In this age of information, we’re bombarded by anywhere from 3,000 to 20,000 marketing messages in a day, and it can be hard for marketing and public relations professionals to figure out how cut through all this noise. In a session of the Public Relations Society of America’s Western District Conference, Elizabeth Edwards of Volume PR presented several marketing tactics that appeal directly to our “lizard brains,” or the most basic, instinctual brain functions common to all humans.
Our brains instantly and easily recognize contrast messaging—it’s simple and straightforward, and doesn’t require a lot of thought. Pain/gain messaging is an example of this—illustrating the pains that clients face juxtaposed with the way a business can solve these pains—as is before-and-after messaging, with an image of an experience without a business’s products or services held against an image of that same experience, this time with the goods or services. Contrast messaging is all about simplifying and delivering, and can be especially effective when used with visuals.

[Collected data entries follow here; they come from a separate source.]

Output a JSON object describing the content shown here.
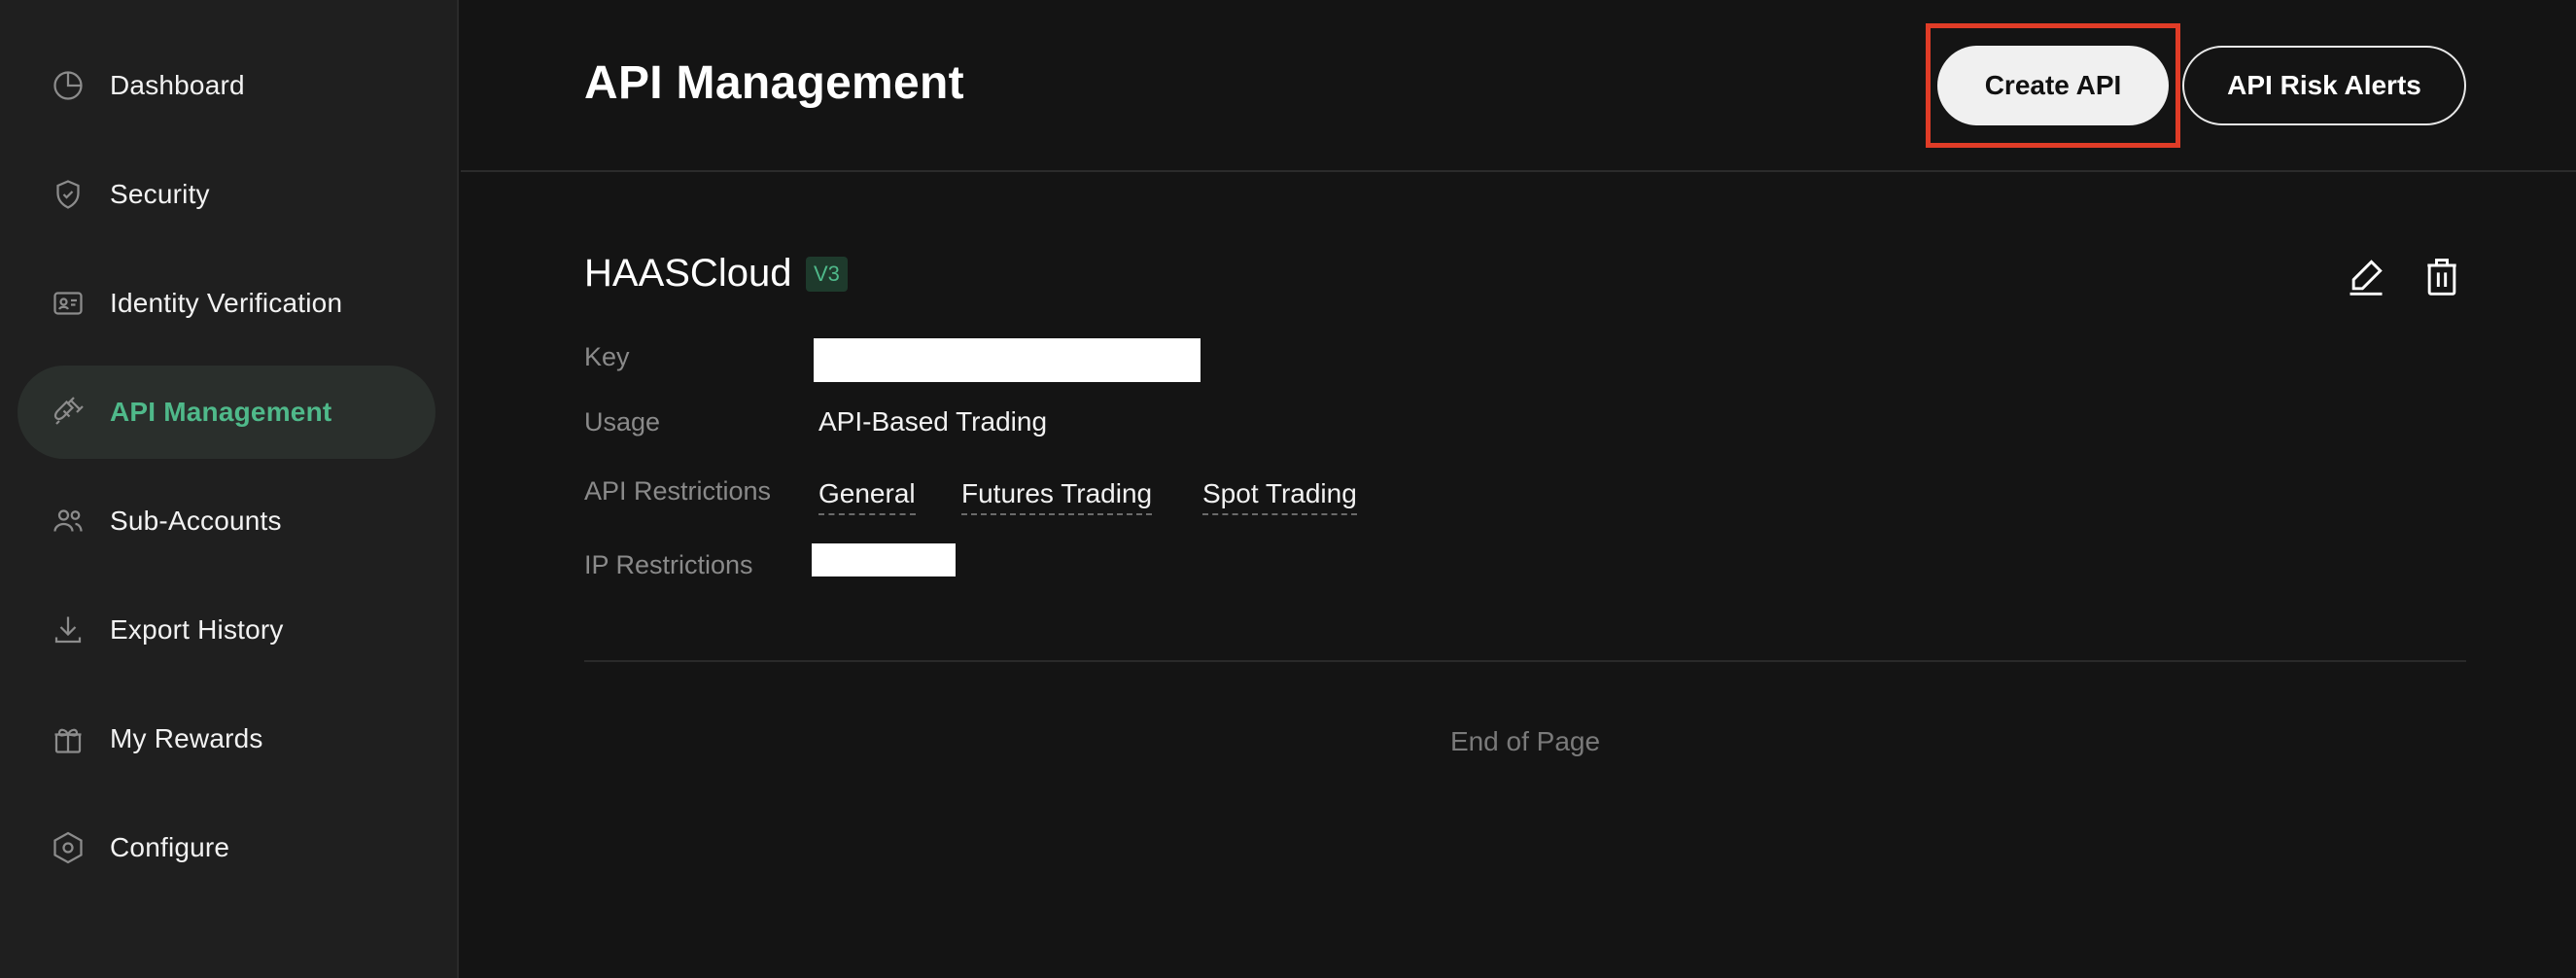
{
  "sidebar": {
    "items": [
      {
        "label": "Dashboard",
        "icon": "pie-chart-icon",
        "active": false
      },
      {
        "label": "Security",
        "icon": "shield-check-icon",
        "active": false
      },
      {
        "label": "Identity Verification",
        "icon": "id-card-icon",
        "active": false
      },
      {
        "label": "API Management",
        "icon": "plug-icon",
        "active": true
      },
      {
        "label": "Sub-Accounts",
        "icon": "users-icon",
        "active": false
      },
      {
        "label": "Export History",
        "icon": "download-icon",
        "active": false
      },
      {
        "label": "My Rewards",
        "icon": "gift-icon",
        "active": false
      },
      {
        "label": "Configure",
        "icon": "hexagon-gear-icon",
        "active": false
      }
    ]
  },
  "header": {
    "title": "API Management",
    "create_button": "Create API",
    "alerts_button": "API Risk Alerts"
  },
  "api_key": {
    "name": "HAASCloud",
    "version": "V3",
    "fields": {
      "key_label": "Key",
      "usage_label": "Usage",
      "usage_value": "API-Based Trading",
      "restrictions_label": "API Restrictions",
      "restrictions": [
        "General",
        "Futures Trading",
        "Spot Trading"
      ],
      "ip_label": "IP Restrictions"
    }
  },
  "footer": {
    "end_text": "End of Page"
  },
  "colors": {
    "accent_green": "#4fb98a",
    "highlight_red": "#e03c27",
    "background": "#141414",
    "sidebar_bg": "#1f1f1f"
  }
}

Appeal to the person, not the cause
Teenagers have been using the peer pressure tactic for decades, to great effect. Humans are social creatures, and we’re more likely to do something if we’re told that many other people have done it as well. For example, hotel rooms with signage that says “Other guests recycle their towels…will you?” often have higher towel recycling rates than hotels with signs that simply say “Please recycle your towels.”
However, this can have an adverse effect if used negatively. A national state park which used messaging along the lines of “Please do not steal the petrified wood—too much wood has been stolen already” actually saw an increase in the amount of petrified wood theft.
The potential for loss plays a larger part in decision-making than potential gain. For this reason, it can be beneficial to create scarcity around products and services. Scarcity can be created through limited-number tactics, such as selling only a small number of priority tickets to an event or publicizing a limited-edition item which will only be available for a 48-hour period.
Ask for something big, and then for something smaller
In her presentation, Elizabeth cited a study where a group of college students was asked if they would be willing to take juvenile delinquents to the zoo for two hours each month. 83% of them said “no.” The group was then asked if they would be willing to counsel juvenile delinquents for two hours each week for the next two years; the answer was a unanimous “no.” Finally, the group was asked whether they would be willing to take juvenile delinquents to the zoo once a month—the same question that had been asked initially. 51% now answered “yes.” It turns out that the human brain likes to think that it’s bargained and gotten a good deal—making a small request immediately after a huge request can often make someone agree to something they might not have before.